322. Temperature Of Room

Temperature Of Room. Do not work in a cold room; the temperature should not be under 60° Fahr.

323. Developing The Print

Developing The Print. The development on glass is about the same as the flexible support. Place the glass bearing the tissue in a hot water bath of 100° to 110° Fahr., having the film side up. Spray the hot water over the film, continuing until the paper is washed off. Don't catch it by the corners, as in the case of flexible support, as the paper will wash off of its own accord in a very few minutes. When it becomes thoroughly loosened it can be removed without any pulling or injuring of the film. After the paper is removed, continue to spray the plate or keep it in motion under the water until the image becomes clear and clean.
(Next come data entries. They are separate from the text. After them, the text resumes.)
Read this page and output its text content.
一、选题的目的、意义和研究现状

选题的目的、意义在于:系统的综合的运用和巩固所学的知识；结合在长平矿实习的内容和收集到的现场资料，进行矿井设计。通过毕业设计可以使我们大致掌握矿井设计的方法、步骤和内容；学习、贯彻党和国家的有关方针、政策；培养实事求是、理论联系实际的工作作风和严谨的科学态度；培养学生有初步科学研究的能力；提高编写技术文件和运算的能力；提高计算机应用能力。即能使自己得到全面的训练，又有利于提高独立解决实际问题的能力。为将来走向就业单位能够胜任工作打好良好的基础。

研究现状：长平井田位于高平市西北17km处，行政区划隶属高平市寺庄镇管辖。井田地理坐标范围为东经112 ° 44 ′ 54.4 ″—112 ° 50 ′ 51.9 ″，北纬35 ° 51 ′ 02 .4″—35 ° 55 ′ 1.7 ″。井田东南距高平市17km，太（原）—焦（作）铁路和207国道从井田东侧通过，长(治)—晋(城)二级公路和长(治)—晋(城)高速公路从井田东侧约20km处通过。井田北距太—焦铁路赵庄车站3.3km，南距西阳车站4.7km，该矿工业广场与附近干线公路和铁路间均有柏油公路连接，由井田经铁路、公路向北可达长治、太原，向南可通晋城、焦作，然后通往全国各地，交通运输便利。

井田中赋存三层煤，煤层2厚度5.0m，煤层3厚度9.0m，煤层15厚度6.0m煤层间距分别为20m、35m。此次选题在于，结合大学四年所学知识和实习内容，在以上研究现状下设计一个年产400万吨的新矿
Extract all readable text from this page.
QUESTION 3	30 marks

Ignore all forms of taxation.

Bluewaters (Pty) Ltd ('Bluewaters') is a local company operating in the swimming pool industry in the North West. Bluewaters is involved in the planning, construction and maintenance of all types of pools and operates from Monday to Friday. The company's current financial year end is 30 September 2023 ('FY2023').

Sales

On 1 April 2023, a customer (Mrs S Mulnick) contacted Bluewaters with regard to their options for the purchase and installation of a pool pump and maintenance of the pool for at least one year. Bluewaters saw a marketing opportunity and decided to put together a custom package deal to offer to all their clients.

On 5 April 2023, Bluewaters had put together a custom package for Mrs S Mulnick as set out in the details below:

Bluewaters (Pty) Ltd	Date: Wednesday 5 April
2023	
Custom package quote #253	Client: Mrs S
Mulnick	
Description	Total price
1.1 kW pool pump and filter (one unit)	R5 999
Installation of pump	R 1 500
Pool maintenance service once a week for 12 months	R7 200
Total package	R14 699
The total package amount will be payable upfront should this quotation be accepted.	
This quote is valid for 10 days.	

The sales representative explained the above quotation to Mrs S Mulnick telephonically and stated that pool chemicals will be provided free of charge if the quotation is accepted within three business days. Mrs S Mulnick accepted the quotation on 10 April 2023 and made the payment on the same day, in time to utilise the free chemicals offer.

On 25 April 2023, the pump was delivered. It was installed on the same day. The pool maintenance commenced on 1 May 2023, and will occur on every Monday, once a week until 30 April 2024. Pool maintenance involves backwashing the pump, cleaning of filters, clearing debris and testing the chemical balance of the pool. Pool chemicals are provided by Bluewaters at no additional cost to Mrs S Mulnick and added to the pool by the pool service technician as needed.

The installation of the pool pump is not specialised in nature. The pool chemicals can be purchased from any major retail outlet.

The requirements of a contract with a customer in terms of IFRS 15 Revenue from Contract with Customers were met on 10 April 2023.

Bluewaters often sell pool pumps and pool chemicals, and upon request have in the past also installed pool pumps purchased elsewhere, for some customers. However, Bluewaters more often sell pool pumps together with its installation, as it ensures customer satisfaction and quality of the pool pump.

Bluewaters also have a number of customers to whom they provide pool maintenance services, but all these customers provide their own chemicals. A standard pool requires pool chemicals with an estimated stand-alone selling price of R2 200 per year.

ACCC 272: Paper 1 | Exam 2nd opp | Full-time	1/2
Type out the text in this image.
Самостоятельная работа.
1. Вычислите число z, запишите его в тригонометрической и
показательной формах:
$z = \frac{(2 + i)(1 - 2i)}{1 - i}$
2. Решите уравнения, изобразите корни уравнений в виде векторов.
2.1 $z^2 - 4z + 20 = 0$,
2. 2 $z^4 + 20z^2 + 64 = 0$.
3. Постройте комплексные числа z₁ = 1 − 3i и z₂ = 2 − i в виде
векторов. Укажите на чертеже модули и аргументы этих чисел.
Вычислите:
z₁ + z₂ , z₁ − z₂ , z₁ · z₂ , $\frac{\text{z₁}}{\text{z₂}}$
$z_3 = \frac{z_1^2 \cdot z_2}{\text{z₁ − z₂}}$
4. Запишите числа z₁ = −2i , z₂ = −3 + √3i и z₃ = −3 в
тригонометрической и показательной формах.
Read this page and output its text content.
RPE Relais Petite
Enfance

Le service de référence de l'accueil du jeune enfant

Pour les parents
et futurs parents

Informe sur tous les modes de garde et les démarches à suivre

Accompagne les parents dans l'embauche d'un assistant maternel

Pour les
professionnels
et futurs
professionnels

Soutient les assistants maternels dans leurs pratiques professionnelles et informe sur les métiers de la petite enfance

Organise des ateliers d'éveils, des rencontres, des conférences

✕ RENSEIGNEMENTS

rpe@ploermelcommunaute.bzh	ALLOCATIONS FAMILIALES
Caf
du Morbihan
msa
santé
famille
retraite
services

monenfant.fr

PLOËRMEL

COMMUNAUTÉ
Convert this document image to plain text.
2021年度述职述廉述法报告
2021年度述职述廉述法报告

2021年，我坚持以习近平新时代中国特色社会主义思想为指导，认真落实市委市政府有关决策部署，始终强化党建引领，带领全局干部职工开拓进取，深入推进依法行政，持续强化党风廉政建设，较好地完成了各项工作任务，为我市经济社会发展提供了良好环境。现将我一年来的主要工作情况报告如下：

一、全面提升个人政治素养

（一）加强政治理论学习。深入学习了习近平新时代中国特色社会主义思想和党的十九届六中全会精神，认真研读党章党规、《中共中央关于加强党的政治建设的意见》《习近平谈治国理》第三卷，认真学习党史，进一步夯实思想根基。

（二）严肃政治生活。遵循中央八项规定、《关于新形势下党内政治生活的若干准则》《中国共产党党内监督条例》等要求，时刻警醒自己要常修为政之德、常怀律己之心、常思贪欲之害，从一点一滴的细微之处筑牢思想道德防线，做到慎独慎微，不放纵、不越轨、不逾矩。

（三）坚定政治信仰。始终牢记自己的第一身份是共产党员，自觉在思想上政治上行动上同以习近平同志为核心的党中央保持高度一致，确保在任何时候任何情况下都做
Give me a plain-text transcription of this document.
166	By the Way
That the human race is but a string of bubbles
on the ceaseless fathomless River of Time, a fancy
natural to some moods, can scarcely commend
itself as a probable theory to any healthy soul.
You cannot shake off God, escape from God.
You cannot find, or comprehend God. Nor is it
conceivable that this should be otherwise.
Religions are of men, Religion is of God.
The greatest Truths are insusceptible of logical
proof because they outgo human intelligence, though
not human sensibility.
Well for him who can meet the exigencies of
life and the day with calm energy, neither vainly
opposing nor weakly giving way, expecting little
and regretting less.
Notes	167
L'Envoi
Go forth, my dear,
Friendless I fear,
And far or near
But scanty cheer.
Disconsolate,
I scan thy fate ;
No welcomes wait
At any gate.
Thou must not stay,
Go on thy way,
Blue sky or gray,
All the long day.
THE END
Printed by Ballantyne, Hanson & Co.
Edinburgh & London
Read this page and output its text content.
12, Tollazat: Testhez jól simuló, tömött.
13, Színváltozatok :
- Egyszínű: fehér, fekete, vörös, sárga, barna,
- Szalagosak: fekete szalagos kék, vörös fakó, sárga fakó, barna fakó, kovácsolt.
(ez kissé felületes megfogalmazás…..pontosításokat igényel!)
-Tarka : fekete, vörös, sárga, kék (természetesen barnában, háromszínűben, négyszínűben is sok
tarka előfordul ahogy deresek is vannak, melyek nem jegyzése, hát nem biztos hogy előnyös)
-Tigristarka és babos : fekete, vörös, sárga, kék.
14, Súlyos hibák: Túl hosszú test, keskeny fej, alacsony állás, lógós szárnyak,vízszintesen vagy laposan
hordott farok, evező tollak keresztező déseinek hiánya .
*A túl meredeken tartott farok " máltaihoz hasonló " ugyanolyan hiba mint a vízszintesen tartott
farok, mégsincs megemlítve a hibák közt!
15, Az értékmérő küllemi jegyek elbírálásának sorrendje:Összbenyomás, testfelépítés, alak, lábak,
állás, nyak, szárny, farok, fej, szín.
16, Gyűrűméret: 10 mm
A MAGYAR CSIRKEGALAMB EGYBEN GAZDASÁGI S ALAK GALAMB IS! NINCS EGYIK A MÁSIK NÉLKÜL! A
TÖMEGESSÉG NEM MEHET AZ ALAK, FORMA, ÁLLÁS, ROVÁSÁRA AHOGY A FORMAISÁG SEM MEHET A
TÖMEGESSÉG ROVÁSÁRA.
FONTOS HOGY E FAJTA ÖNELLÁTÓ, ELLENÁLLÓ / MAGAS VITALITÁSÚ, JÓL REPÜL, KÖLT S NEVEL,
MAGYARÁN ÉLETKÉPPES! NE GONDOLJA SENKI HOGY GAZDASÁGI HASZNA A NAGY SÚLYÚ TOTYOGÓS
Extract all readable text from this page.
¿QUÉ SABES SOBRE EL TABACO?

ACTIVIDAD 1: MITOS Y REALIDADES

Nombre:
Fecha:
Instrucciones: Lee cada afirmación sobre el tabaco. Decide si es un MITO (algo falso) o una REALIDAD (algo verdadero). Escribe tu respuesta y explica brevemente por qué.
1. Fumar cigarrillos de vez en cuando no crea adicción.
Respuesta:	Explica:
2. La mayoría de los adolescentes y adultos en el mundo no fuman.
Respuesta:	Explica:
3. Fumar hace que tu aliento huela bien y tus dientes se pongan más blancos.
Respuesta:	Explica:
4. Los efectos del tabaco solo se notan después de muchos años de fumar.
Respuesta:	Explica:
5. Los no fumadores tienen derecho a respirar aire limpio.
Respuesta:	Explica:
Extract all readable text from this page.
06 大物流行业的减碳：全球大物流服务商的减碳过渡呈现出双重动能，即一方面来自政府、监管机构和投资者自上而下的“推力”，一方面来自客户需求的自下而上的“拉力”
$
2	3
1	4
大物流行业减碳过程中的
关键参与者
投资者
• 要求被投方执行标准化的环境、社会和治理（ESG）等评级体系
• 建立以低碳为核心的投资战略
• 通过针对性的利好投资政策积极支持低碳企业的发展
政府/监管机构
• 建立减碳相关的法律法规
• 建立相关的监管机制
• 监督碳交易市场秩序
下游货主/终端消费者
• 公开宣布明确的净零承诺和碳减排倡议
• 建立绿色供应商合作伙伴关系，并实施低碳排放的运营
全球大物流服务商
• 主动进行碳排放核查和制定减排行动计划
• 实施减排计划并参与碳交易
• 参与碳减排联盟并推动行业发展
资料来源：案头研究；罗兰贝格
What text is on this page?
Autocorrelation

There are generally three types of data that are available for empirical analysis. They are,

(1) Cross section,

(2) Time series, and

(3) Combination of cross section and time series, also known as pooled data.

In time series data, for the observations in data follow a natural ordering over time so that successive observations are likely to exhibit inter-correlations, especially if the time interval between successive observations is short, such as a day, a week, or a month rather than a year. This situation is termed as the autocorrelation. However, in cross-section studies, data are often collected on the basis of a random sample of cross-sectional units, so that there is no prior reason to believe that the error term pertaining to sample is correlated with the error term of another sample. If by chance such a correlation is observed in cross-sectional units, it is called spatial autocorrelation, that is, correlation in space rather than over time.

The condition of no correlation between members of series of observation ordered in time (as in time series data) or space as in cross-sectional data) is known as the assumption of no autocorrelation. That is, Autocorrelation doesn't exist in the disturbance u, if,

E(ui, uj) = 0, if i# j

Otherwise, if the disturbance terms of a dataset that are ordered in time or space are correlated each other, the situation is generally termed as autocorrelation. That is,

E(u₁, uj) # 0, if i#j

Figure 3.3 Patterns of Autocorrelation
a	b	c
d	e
It is then placed in the alum bath and fixed for ten minutes. After fixing, the plate is again rinsed in cold water and placed in the rack to dry.

324. Transferring From Glass To Final Support

Transferring From Glass To Final Support. For the final support, heavy-weight paper is recommended, or two thicknesses of the medium weight.

325. The glass bearing the dry image is placed in a tray of cold water for a few seconds, after which it is laid on a table or some flat surface. Then place a sheet of heavy support (or if medium support is used, use two sheets) in a hot water bath, 120° Fahr., face down. If any bubbles arise on back before the surface becomes semi-transparent, expel them with the camel's-hair brush which has been previously made wet. In from three to five minutes the paper will become transparent and covered with air-bubbles. At this stage, withdraw it from the hot water and apply the support to the glass, gelatin side in contact with the image. Now, cover with the rubber cloth, and with the squeegee expel all air-bubbles and water.

326. If the medium-weight paper is used, apply the second sheet over the first in a like manner, squeegeeing in perfect contact; then place in a rack to dry. When thoroughly dry, insert a knife point under one corner of the paper, when it will readily strip from the glass.